The following security auditing capabilities in Windows Server 2012 can be used with Dynamic Access Control to extend your overall security auditing strategy.

  • Expression-based audit policies. Dynamic Access Control enables you to create targeted audit policies by using expressions based on user, computer, and resource claims. For example, you could create an audit policy to track all Read and Write operations on files classified as high-business impact by employees who do not have a high-security clearance. Expression-based audit policies can be authored directly for a file or folder or centrally through Group Policy. For more information, see Group Policy using Global Object Access Auditing.

  • Additional information from object access auditing. File access auditing is not new to Windows Server 2012 . With the right audit policy in place, the Windows and Windows Server operating systems generate an audit event each time a user accesses a file.
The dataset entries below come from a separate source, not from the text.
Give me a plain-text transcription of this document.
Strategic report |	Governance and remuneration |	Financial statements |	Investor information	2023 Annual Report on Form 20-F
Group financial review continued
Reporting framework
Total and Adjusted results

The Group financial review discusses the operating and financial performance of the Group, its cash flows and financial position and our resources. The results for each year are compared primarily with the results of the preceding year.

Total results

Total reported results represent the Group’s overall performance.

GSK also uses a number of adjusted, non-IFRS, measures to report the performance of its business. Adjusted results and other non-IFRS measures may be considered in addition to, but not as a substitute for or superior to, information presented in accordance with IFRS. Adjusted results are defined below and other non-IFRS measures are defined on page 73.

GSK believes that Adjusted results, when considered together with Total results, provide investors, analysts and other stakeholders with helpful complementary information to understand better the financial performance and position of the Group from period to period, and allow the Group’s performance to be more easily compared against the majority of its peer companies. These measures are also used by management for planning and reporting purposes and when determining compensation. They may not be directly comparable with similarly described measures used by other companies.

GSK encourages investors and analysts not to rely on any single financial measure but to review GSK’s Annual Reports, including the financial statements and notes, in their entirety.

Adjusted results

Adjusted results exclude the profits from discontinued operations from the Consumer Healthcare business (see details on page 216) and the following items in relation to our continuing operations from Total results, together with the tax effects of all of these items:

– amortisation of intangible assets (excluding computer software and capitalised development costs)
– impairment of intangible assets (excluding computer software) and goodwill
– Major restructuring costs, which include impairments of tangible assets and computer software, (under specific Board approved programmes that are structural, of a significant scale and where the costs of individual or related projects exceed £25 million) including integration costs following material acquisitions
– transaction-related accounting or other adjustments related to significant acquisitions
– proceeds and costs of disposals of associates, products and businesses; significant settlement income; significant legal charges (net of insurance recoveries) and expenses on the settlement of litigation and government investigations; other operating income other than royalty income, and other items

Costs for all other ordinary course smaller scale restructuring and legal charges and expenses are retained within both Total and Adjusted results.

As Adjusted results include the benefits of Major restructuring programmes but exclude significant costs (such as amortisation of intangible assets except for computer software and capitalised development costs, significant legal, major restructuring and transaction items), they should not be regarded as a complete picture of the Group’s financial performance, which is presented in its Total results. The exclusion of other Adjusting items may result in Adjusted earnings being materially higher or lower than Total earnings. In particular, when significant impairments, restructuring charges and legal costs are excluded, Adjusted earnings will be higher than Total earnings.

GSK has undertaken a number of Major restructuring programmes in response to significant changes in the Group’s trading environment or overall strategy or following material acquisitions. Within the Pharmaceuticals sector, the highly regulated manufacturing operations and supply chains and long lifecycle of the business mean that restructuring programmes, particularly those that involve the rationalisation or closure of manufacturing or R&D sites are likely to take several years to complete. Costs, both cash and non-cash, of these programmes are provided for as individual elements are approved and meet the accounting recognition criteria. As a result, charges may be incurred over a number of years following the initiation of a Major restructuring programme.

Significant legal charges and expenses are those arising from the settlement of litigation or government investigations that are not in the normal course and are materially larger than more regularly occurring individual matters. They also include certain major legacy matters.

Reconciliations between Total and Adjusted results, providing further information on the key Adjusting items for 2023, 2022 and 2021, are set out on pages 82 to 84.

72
Existing File Access events (4656, 4663) contain information about the attributes of the file that was accessed. This information can be used by event log filtering tools to help you identify the most relevant audit events. For more information, see Audit Handle Manipulation and Audit Security Accounts Manager.

  • More information from user logon events. With the right audit policy in place, Windows operating systems generate an audit event every time a user signs in to a computer locally or remotely. In Windows Server 2012 or Windows 8, you can also monitor user and device claims associated with a user's security token. Examples can include Department, Company, Project, and Security clearances.Event 4626 contains information about these user claims and device claims, which can be leveraged by audit log management tools to correlate user logon events with object access events to enable event filtering based on file attributes and user attributes. For more information about user logon auditing, see Audit Logon.

  • Change tracking for new types of securable objects. Tracking changes to securable objects can be important in the following scenarios:

    • Change tracking for central access policies and central access rules. Central access policies and central access rules define the central policy that can be used to control access to critical resources. Any change to these can directly impact the file access permissions that are granted to users on multiple computers. Therefore, tracking changes to central access policies and central access rules can be important for your organization. Because central access policies and central access rules are stored in Active Directory Domain Services (AD DS), you can audit attempts to modify them, like auditing changes to any other securable object in AD DS. For more information, see Audit Directory Service Access.

    • Change tracking for definitions in the claim dictionary. Claim definitions include the claim name, description, and possible values. Any change to the claim definition can impact the access permissions on critical resources. Therefore, tracking changes to claim definitions can be important to your organization. Like central access policies and central access rules, claim definitions are stored in AD DS; therefore, they can be audited like any another securable object in AD DS. For more information, see Audit Directory Service Access.

    • Change tracking for file attributes. File attributes determine which central access rule applies to the file. A change to the file attributes can potentially impact the access restrictions on the file. Therefore, it can be important to track changes to file attributes. You can track changes to file attributes on any computer by configuring the authorization policy change auditing policy. For more information, see Authorization Policy Change auditing and Object Access auditing for File Systems. In Windows Server 2012 , Event 4911 differentiates file attribute policy changes from other authorization policy change events.

    • Chang tracking for the central access policy associated with a file. Event 4913 displays the security identifiers (SIDs) of the old and new central access policies. Each central access policy also has a user friendly name that can be looked up using this security identifier. For more information, see Authorization Policy Change auditing.

    • Change tracking for user and computer attributes. Like files, user and computer objects can have attributes, and changes to these attributes can impact the user's ability to access files. Therefore, it can be valuable to track changes to user or computer attributes. User and computer objects are stored in AD DS; therefore, changes to their attributes can be audited. For more information, see DS Access.

  • Policy change staging. Changes to central access policies can impact the access control decisions on all computers where the policies are enforced. A loose policy could grant more access than desired, and an overly restrictive policy could generate an excessive number of Help Desk calls. As a result, it can be extremely valuable to verify changes to a central access policy before enforcing the change. For that purpose, Windows Server 2012 introduces the concept of "staging." Staging enables users to verify their proposed policy changes before enforcing them. To use policy staging, proposed policies are deployed with the enforced policies, but staged policies do not actually grant or deny permissions. Instead, Windows Server 2012 logs an audit event (4818) any time the result of the access check that uses the staged policy is different from the result of an access check that uses the enforced policy.